There was also the tedious chore of food preparation, a task I have not enjoyed since the Seventh Grade when our poor Home Ec teacher tried to teach me and 29 other snickering 12-year-olds how to make Prune Whip.
There was the personalizing of 200 holiday cards that I’d spent the previous six days working on. I wish I could just sign our names and be done but I can’t seem to do that any more than I can plunk a big box of Count Chocula down on a dressy Thanksgiving Day table.
And finally, there was the way I looked just then, in worn-out sweat pants gone in the waist, a hand-me-down man’s shirt in which I look like the old dad in Modern Family, and over it all an apron from a decades-past college reunion embroidered with an image of Dorothy’s ruby slippers from The Wizard of Oz.
Well, I knew that much: I wasn’t in Kansas anymore, if Kansas is seen as Martha Stewart’s version of the run-up to Thanksgiving Day.
My husband David had gone up to bed before 9. I minded that and wished desperately to join him but instead stayed downstairs by the kitchen bingeing past episodes of This Is Us and inscribing another 40 Christmas cards while a slew of wee laboriously peeled onions seethed on the stovetop. (I’d been too late with my shopping to find the kind in a jar that comes all cooked, dammit.)
I worked and I worked and finally at midnight thought The heck with this, pulled off the apron and crawled into bed.
The next morning I spun up now less three bowls brimming with greens and various toothsome mix-ins.
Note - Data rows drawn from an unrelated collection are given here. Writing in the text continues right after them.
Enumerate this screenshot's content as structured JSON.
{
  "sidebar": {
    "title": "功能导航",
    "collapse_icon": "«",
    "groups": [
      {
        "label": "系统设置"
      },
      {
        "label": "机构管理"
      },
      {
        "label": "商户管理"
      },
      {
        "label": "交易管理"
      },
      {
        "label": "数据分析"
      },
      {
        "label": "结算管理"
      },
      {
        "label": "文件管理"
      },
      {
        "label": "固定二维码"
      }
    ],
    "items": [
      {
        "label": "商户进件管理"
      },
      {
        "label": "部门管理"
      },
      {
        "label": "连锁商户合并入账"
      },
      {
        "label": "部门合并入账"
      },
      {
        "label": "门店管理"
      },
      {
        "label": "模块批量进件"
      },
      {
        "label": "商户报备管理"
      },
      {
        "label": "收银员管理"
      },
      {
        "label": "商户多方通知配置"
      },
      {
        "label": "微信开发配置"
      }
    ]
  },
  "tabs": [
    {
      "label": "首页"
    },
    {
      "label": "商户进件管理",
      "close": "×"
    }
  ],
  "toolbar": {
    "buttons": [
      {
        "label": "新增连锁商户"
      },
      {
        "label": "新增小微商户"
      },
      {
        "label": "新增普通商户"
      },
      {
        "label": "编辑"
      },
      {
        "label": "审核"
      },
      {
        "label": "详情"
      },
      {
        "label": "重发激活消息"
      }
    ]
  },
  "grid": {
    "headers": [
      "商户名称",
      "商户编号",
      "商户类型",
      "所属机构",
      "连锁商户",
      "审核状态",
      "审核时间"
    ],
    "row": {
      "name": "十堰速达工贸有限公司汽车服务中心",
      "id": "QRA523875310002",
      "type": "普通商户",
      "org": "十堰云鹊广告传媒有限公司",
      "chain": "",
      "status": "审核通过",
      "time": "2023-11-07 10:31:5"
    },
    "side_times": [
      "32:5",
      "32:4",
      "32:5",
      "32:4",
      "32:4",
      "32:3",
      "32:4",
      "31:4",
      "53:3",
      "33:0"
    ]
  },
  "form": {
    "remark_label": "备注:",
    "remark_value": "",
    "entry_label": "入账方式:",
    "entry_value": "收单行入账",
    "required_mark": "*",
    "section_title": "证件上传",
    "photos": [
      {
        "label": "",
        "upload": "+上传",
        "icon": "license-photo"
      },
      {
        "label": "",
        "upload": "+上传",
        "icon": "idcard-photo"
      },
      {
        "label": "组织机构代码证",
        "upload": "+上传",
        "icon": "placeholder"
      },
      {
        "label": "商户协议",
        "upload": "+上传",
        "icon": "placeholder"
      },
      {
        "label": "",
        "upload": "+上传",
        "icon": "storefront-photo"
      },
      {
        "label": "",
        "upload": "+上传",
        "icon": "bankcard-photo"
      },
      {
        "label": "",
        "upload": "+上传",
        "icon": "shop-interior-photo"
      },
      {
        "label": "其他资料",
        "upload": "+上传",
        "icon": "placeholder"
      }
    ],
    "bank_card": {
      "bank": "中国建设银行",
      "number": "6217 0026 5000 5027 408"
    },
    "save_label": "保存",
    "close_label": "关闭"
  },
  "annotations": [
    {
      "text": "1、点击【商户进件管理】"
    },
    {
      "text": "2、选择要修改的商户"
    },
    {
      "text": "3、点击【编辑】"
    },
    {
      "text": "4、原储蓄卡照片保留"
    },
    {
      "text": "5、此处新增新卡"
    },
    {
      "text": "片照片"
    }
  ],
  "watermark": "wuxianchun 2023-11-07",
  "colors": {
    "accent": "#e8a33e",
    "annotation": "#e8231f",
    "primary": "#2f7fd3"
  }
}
I made the bechamel sauce for the onions and blobbed the whole sucking lava-thick mess into a chafing dish even though at that point it looked to me like nothing so much as a mixture of Ping Pong balls and Milk of Magnesia.
I spread all these dishes out on our kitchen counter and texted a picture of them to our daughter Annie, along with the “caption” Three Salads and a Funeral”, the funeral being what I had come to think of as my Creamed Onion Surprise. She in turn texted back lovely pictures of the three holiday tables she had set up for the whole family and the next thing we knew we had set out Over the River and Through the Woods to her house. My failing Merit Badge contributions were added to the feast and we all sat down to eat on the all-too-short remains of the waning, amber-and-amethyst-colored afternoon.
In other words, the sun rose and the sun set on that day, mere hours from Decembers’ start, and we looked, and saw that it was good.